Stross já havia lidado com a questão de gênero em seu livro Glasshouse (2006), com história situada no século 27. O personagem central, Robin, teve sua memória apagada e participa de uma experiência na qual ele é inserido em uma sociedade semelhante às dos séculos 20 e 21 da Terra. Ele recebe um novo corpo e identidade, de uma mulher chamada Reeve, de modo que o livro lida com a questão de gênero e identidade. Como disseram John Clute, David Langford e Cheryl Morgan (em The Encyclopedia of Science Fiction), esse livro, assim como ocorre com os livros de John Varley citados anteriormente, pode ser mais bem descrito como “experiências de imaginação”, “(...) uma caracterização que intensifica a percepção de que as transformações descritas são, no final, opcionais. Talvez seja uma sinalização das evasivas de muito da ficção científica do século 20, quando lida com as redefinições de gênero, elas frequentemente são tratadas como opções facilmente reversíveis”.
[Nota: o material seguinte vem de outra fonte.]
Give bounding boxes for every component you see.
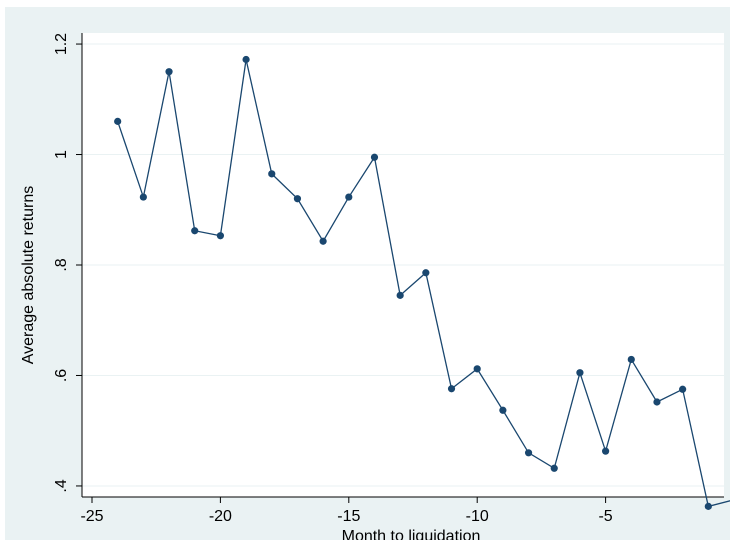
data-point [319, 237, 327, 245]
x-axis-title: Month to liquidation [342, 528, 481, 540]
line-chart: .4.6.811.2-25-20-15-10-50 Month to liqui… [20, 33, 730, 540]
data-point [679, 385, 687, 393]
data-point [653, 398, 661, 406]
x-tick-label: -15 [337, 508, 360, 525]
x-tick-label: -25 [80, 508, 103, 525]
tick-labels: .4.6.811.2-25-20-15-10-50 [53, 33, 730, 525]
y-tick-label: 1 [53, 150, 70, 159]
data-point [524, 449, 533, 457]
data-point [114, 117, 122, 125]
x-tick-label: -20 [209, 508, 232, 525]
y-tick-label: .4 [53, 479, 70, 492]
chart-frame: .4.6.811.2-25-20-15-10-50 Month to liqui… [5, 7, 730, 540]
data-point [447, 385, 456, 393]
data-point [165, 68, 173, 76]
gridlines [82, 43, 724, 487]
data-point [242, 55, 250, 64]
data-point [499, 406, 507, 414]
data-point [550, 464, 558, 472]
data-point [576, 369, 584, 377]
data-point [191, 227, 199, 235]
x-tick-label: -10 [466, 508, 489, 525]
data-point [293, 195, 302, 203]
y-axis-title: Average absolute returns [20, 186, 37, 364]
x-tick-label: -5 [598, 508, 612, 525]
axes [76, 33, 724, 503]
data-series [114, 55, 730, 510]
data-point [268, 170, 276, 178]
data-point [370, 153, 379, 161]
data-point [602, 447, 610, 455]
y-tick-label: .8 [53, 258, 70, 271]
data-point [396, 291, 404, 299]
data-point [627, 355, 635, 364]
y-tick-label: 1.2 [53, 33, 70, 55]
data-point [216, 232, 224, 240]
data-point [139, 193, 147, 201]
data-point [473, 365, 481, 373]
data-point [345, 193, 353, 201]
data-point [704, 502, 712, 510]
y-tick-label: .6 [53, 369, 70, 382]
data-point [422, 269, 430, 277]
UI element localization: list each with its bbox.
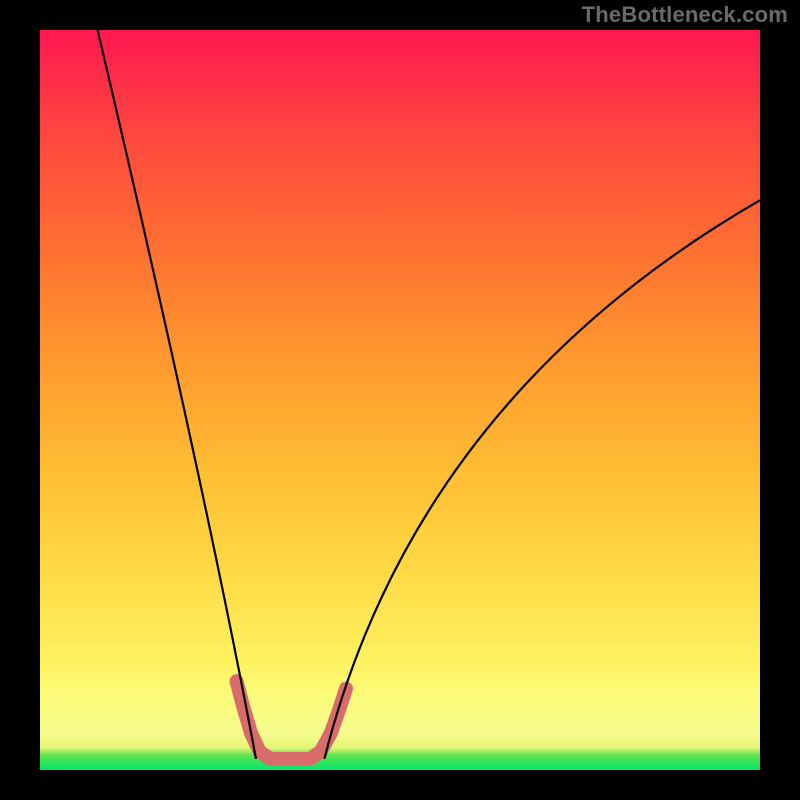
plot-area [40,30,760,770]
chart-stage: TheBottleneck.com [0,0,800,800]
bottleneck-chart [40,30,760,770]
watermark-text: TheBottleneck.com [582,2,788,28]
gradient-background [40,30,760,770]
Os três críticos dizem que “Nas histórias transgênero de ficção científica de hoje, a escolha de gênero é combinada de maneira complexa com investigações das interações humanas em um mundo complexo. Em outras palavras, os personagens trans agora são incluídos nos romances como parte da estrutura normal da sociedade, não especificamente para examinar questões que surjam de sua natureza trans”.
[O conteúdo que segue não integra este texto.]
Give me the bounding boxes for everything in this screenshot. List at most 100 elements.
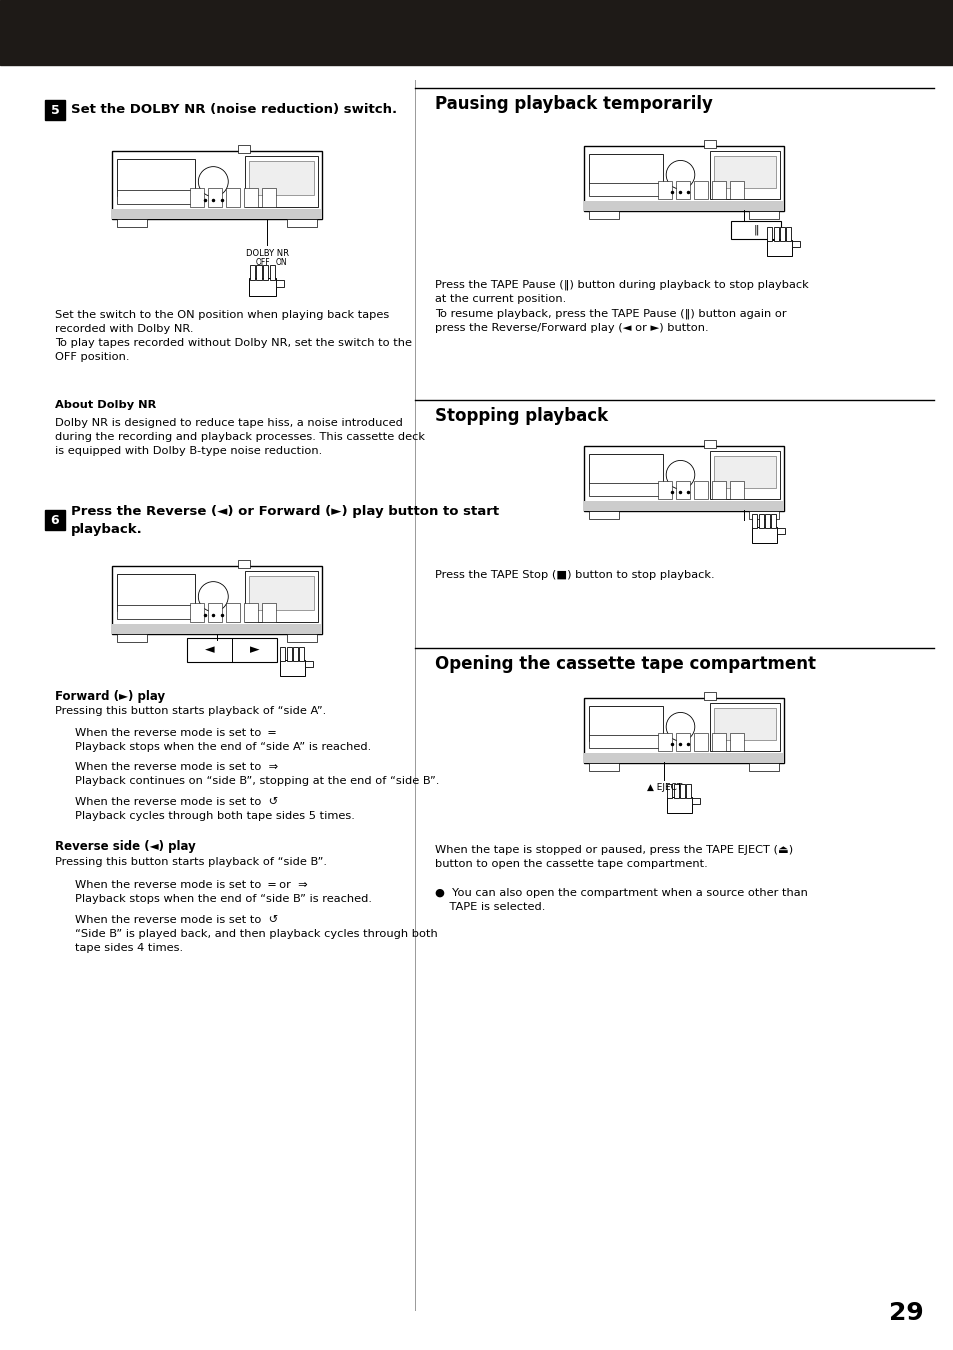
Text: Set the DOLBY NR (noise reduction) switch.: Set the DOLBY NR (noise reduction) switc… <box>71 104 396 116</box>
Bar <box>780 227 784 242</box>
Text: When the tape is stopped or paused, press the TAPE EJECT (⏏)
button to open the : When the tape is stopped or paused, pres… <box>435 845 792 869</box>
Bar <box>694 481 708 500</box>
Bar <box>589 706 662 741</box>
Bar <box>751 526 777 544</box>
Text: About Dolby NR: About Dolby NR <box>55 400 156 410</box>
Bar <box>714 707 776 740</box>
Bar <box>658 181 672 200</box>
Bar <box>766 227 772 242</box>
Bar <box>262 189 276 208</box>
Bar <box>287 647 292 662</box>
Text: DOLBY NR: DOLBY NR <box>246 248 289 258</box>
Bar <box>712 181 726 200</box>
Bar <box>275 281 284 286</box>
Text: Forward (►) play: Forward (►) play <box>55 690 165 703</box>
Text: Pressing this button starts playback of “side A”.: Pressing this button starts playback of … <box>55 706 326 716</box>
Text: ●  You can also open the compartment when a source other than
    TAPE is select: ● You can also open the compartment when… <box>435 888 807 913</box>
Text: ▲ EJECT: ▲ EJECT <box>646 783 681 792</box>
Bar <box>45 510 65 531</box>
Bar <box>117 605 195 620</box>
Bar <box>245 157 318 207</box>
Bar <box>584 446 783 510</box>
Bar <box>117 159 195 196</box>
Bar <box>244 189 258 208</box>
Bar <box>208 189 222 208</box>
Bar <box>703 440 716 447</box>
Bar <box>112 624 322 634</box>
Text: Press the Reverse (◄) or Forward (►) play button to start
playback.: Press the Reverse (◄) or Forward (►) pla… <box>71 505 498 536</box>
Bar <box>691 798 700 805</box>
Text: ON: ON <box>275 258 287 267</box>
Text: Press the TAPE Pause (‖) button during playback to stop playback
at the current : Press the TAPE Pause (‖) button during p… <box>435 279 808 333</box>
Bar <box>710 150 780 200</box>
Bar <box>584 752 783 763</box>
Bar <box>249 278 275 297</box>
Text: Opening the cassette tape compartment: Opening the cassette tape compartment <box>435 655 815 674</box>
Bar <box>714 455 776 487</box>
Bar <box>249 576 314 610</box>
Bar <box>673 784 678 798</box>
Bar <box>589 154 662 189</box>
Text: ◄: ◄ <box>205 644 214 656</box>
Bar <box>676 733 690 752</box>
Text: ►: ► <box>250 644 259 656</box>
Bar <box>287 634 317 643</box>
Text: 29: 29 <box>888 1301 923 1324</box>
Bar <box>658 733 672 752</box>
Bar <box>245 571 318 622</box>
Text: 5: 5 <box>51 104 59 116</box>
Text: Reverse side (◄) play: Reverse side (◄) play <box>55 840 195 853</box>
Bar <box>703 139 716 147</box>
Bar <box>749 211 779 219</box>
Bar <box>270 265 274 279</box>
Bar <box>589 454 662 489</box>
Bar <box>714 155 776 188</box>
Bar <box>758 514 763 528</box>
Bar <box>710 451 780 500</box>
Bar <box>0 0 953 65</box>
Bar <box>279 660 305 676</box>
Bar <box>117 574 195 612</box>
Bar <box>766 240 791 256</box>
Bar <box>112 566 322 634</box>
Circle shape <box>198 166 228 197</box>
Text: Stopping playback: Stopping playback <box>435 406 607 425</box>
Bar <box>730 481 743 500</box>
Bar <box>208 603 222 622</box>
Bar <box>752 514 757 528</box>
Text: Press the TAPE Stop (■) button to stop playback.: Press the TAPE Stop (■) button to stop p… <box>435 570 714 580</box>
Bar <box>188 639 277 662</box>
Bar <box>785 227 791 242</box>
Bar <box>117 219 148 227</box>
Bar <box>299 647 304 662</box>
Bar <box>293 647 297 662</box>
Bar <box>703 691 716 699</box>
Bar <box>791 242 800 247</box>
Circle shape <box>665 713 694 741</box>
Text: OFF: OFF <box>255 258 270 267</box>
Bar <box>764 514 769 528</box>
Text: When the reverse mode is set to  ═ or  ⇒
Playback stops when the end of “side B”: When the reverse mode is set to ═ or ⇒ P… <box>75 880 372 905</box>
Text: When the reverse mode is set to  ═
Playback stops when the end of “side A” is re: When the reverse mode is set to ═ Playba… <box>75 728 371 752</box>
Bar <box>45 100 65 120</box>
Bar <box>244 603 258 622</box>
Bar <box>589 483 662 497</box>
Text: When the reverse mode is set to  ↺
“Side B” is played back, and then playback cy: When the reverse mode is set to ↺ “Side … <box>75 915 437 953</box>
Bar <box>773 227 778 242</box>
Bar <box>112 209 322 219</box>
Bar <box>770 514 776 528</box>
Circle shape <box>665 161 694 189</box>
Bar <box>679 784 684 798</box>
Bar <box>589 211 618 219</box>
Bar <box>250 265 254 279</box>
Bar <box>249 161 314 194</box>
Bar <box>749 763 779 771</box>
Bar <box>287 219 317 227</box>
Bar <box>263 265 268 279</box>
Bar <box>730 181 743 200</box>
Bar <box>694 733 708 752</box>
Bar <box>685 784 691 798</box>
Bar <box>589 184 662 196</box>
Bar <box>676 481 690 500</box>
Bar <box>584 201 783 211</box>
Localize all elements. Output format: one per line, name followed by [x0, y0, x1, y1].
Essa situação certamente é bem mais comum agora, o que não quer dizer que as questões relativas a sexo e gênero não sejam mais apresentadas nas histórias. É possível ter uma boa ideia da situação atual observando as obras indicadas ao James Tiptree Jr. Award, premiação anual para os trabalhos de ficção científica e fantasia que expandem ou exploram nossa compreensão de gênero. Entre seu início, em 1991, e 2018, foram mais de 300 obras indicadas, lembrando que essas são apenas aquelas consideradas as melhores ou mais significativas.